The mounting debt, had a plan wrapped round it, and I practically skipped to the supermarket to exercise the credit card for our tea. ‘Don’t buy any more clothes!’ warned Wonka, and ‘I’ve gone off that Sheba!’ The trick was to get in and get out bypassing any tempting offers, or checking whether they had a random, one off garment that could not be traced back to its supermarket origins. Hopeless. Instead I saw a bargain DVD all about some daft cave explorers who despite grave warnings of bad storms, so bad all their precious equipment blows away, yes they still all pop down miles into the dark. ‘Right up our street Wonka!’ I threw the bags of cat food in pouches and tins and boxes to one side and scrabbled the slim little box out. After a further inspection to check there were no clothes, Wonka agreed.

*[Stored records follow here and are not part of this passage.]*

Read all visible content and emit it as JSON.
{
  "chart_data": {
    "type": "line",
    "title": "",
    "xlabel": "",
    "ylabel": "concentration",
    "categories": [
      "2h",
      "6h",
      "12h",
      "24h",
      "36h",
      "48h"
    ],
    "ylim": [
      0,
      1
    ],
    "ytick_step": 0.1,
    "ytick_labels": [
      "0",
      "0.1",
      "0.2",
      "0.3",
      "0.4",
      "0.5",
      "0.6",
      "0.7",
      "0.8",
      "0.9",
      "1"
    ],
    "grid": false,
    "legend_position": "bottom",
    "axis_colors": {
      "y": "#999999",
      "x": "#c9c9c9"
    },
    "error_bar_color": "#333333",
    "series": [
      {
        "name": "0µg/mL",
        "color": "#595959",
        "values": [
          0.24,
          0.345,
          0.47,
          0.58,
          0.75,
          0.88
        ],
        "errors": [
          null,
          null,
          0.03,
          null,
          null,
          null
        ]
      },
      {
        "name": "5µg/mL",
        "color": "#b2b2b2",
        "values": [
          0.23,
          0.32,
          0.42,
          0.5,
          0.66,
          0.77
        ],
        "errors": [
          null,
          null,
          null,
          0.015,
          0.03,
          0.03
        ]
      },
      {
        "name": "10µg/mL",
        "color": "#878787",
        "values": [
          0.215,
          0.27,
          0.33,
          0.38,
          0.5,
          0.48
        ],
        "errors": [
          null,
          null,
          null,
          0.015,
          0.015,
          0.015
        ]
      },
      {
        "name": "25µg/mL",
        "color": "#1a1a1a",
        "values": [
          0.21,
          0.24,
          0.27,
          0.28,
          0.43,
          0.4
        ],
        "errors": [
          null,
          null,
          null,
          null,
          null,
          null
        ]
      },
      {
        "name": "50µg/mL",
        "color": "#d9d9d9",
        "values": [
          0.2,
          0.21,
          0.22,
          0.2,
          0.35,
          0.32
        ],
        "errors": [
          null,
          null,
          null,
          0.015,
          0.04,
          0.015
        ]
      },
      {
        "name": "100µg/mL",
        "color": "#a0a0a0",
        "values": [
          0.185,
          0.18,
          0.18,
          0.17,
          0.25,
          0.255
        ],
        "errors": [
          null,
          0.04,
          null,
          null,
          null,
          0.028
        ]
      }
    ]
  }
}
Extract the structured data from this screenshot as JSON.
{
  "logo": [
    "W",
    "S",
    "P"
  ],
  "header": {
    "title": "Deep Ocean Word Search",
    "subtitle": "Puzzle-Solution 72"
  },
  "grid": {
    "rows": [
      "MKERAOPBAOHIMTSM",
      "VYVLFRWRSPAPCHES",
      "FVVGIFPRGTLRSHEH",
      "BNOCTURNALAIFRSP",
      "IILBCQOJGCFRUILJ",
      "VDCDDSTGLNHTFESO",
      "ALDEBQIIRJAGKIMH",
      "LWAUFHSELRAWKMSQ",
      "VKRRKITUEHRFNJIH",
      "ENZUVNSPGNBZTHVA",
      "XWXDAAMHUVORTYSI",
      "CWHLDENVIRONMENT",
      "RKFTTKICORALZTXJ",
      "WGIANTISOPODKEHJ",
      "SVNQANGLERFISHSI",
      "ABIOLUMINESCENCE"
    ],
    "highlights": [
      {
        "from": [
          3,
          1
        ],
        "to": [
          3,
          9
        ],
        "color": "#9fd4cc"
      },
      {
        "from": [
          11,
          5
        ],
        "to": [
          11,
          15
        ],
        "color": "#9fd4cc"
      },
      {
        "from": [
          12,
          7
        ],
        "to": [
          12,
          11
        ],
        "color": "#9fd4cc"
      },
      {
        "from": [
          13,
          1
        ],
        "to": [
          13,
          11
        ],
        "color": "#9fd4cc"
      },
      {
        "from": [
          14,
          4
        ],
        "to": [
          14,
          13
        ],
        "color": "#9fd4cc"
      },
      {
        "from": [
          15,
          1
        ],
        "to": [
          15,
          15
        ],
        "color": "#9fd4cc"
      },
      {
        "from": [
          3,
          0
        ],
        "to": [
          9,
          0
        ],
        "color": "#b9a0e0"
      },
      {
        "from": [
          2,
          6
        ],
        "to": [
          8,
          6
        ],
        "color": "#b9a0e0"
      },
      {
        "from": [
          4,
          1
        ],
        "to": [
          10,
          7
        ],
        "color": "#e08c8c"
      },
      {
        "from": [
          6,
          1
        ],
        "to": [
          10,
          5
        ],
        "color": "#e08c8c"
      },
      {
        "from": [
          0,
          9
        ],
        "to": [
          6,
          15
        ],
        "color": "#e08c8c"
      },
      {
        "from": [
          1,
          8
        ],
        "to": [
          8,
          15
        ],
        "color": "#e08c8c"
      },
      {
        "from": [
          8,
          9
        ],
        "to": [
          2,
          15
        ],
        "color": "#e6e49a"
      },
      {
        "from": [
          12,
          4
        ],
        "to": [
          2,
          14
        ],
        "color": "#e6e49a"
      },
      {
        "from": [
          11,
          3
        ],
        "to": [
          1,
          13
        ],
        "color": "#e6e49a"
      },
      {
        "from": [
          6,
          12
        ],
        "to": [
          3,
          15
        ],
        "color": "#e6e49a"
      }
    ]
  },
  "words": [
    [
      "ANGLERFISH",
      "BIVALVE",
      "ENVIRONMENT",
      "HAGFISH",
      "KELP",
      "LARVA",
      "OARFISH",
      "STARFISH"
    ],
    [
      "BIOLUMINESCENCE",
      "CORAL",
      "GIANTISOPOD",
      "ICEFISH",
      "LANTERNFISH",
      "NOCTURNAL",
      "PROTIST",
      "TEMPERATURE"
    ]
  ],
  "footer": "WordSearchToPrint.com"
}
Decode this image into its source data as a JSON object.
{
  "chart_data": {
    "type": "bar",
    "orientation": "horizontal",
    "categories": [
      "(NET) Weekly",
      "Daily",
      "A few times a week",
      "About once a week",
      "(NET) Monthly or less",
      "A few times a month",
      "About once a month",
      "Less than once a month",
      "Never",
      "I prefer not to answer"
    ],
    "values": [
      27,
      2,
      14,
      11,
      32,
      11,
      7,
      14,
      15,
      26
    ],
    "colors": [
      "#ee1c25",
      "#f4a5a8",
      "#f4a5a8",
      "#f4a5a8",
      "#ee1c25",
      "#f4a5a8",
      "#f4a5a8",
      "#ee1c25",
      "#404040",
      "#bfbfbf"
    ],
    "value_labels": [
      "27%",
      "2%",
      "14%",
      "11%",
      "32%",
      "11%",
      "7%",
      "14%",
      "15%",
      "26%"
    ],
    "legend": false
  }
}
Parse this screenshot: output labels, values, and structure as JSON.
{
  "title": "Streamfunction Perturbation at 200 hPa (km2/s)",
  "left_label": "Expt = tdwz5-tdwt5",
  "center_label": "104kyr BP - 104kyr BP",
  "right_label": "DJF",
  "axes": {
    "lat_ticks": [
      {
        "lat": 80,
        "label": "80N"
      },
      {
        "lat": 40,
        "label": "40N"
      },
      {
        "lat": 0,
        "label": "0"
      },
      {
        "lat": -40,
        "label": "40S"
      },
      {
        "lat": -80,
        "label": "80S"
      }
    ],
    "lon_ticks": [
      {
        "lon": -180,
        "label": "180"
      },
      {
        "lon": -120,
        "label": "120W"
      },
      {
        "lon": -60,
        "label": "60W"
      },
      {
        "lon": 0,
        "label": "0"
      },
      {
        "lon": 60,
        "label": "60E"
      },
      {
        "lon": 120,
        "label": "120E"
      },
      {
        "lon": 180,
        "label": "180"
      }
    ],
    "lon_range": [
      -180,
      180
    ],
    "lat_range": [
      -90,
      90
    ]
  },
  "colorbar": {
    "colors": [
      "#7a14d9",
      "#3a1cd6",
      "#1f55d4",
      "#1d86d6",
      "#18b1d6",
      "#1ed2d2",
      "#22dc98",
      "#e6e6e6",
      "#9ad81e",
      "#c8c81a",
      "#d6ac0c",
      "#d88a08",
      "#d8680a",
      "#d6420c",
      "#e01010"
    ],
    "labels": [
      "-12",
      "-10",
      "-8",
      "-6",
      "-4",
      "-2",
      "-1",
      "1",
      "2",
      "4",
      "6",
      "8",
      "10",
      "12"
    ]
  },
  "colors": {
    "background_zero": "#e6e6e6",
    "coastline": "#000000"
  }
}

Baba had taken to going out. It was like going back to his roots really, and whilst Wonka was a happy prisoner, Baba was not. There had been a time when I had somehow allowed the prison door (the good back door) to swing open and both of them sped outside. Baba was swooped on and put back inside and Wonka was captured inspecting the shed. Already well into double and treble checking, I now banged up against doors with my hand and shoulder to ensure their shutness
Never one to take a cat to the vets for nothing, I dillied and dallied over Baba. This summed up another of my little philosophies. One of the greats, more than likely a Greek sunning themselves against one of those beautiful stone creations, a pillar maybe with a couple of sculptured gods thrown in, had dreamed up the nature or nurture debate. (dilemma?) For me, gazing out the back yard at a brick wall on a drab day, the argument went thus. Leave Baba to carry on with whatever strange disease he might be having, or, trustle him up, cram him into a cat carrier, pay enormous amounts of money to find out that he has a strange incurable disease.
As usual Wonka helped out here. ‘You’re in denial!’ he scoffed, jumping out on Baba and making him rush at the back door. I let him out. It wasn’t as if he went far, and at the moment he favoured the dog kennel I had purchased to give shelter to any lone cat out there. It turned out, this lone cat was to be Baba. He loved it and would nestle there all day. Wonka would jump up on the sideboard his favourite lookout for all goings on in the back yard. From here he could spy on Baba, and Ruggles our giant stray.
‘Time to come in Ba’ I would say when it was dusk. I loved twilight and looked forward to those longer evenings. Things were looking up slightly, whether by some Worldly accident or maybe my life plan had tripped a switch. The agency had liked my fulsome CV and invited me for an interview. The demands of family seemed to be copeable or I was just shouting up more.
‘Did you put holidays into that plan?’ enquired Wonka, probably nervous at the thought of cat sitters and such.
Oh yes Siree.
‘Just a couple……..’ I replied, smiling.